Otherwise the flight wasn't bad. It was stressful working so hard to keep her happy, and as expected, some of the new stuff we brought for her went over big and some of the stuff tanked. I would like to take a minute and note that I wish there weren't such a stigma against children on airplanes. I understand why there is- I've been on planes where the child near me shrieked non-stop, and it's not fun. I just wish it weren't quite so culturally ingrained, where we feel like we have to put on a three-ring circus for our children just so they will stay quiet, or we as parents are the bad guys. When reading for ideas on how to entertain toddlers on long flights, I read a number of people's comments who were like, "Umm, yeah, Benadryl." This is so insulting on a number of levels. You seriously think I should drug my kid for your comfort? The loud amped-up teenagers next to you or the lady behind you who doesn't have headphones for her DVD player, or the salesman who is laughing too loudly in your ear- they are okay, but if my kid cries, well, I better take care of that right away, shouldn't I?
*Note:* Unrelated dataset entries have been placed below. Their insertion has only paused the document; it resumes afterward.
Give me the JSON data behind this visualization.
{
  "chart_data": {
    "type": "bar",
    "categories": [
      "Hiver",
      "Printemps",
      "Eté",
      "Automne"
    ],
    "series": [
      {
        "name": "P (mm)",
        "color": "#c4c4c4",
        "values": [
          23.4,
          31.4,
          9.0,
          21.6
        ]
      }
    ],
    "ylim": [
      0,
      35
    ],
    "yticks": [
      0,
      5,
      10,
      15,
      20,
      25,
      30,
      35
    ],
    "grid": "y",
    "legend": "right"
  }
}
Sorry, I just hated that it was so incredibly stressful for us to fly, when Caetlin was, except for that 10 minute stretch, no more annoying than any of those kinds of people I named above.

ANYWAY, we made it (the descent into Anchorage was a little bumpy and I immediately realized I was pregnant by getting very airsick, not the needing-the-bag kind, fortunately, but as prone as I am to carsickness, I never get airsick, unless, apparently, I am pregnant), lugging our ridiculous amounts of baggage, and got to the hotel, where we put Caetlin down, ordered food, discovered that the TV in the living room part of our suite is broken and would not let us watch So You Think You Can Dance, and basically went to bed. I was so tired that I stopped eating not because I was full, but because I physically didn't want to expend the effort to continue to manipulate the utensils to continue eating. Let me say that I could have, if I had been hungrier- I don't want to mislead anyone into thinking I was truly utterly exhausted, as opposed to just hyperbolically utterly exhausted. But I really was utterly exhausted. (The second kind.)

I woke up at about 2:30 local time and noticed that outside seemed to have taken on an odd orange cast, during the brief Anchorage "night."

We all awoke at about 5:30 for good, though we just kind of laid around until 7. Then we met our friends whom we are visiting for breakfast. More on our Alaskan 4th of July later.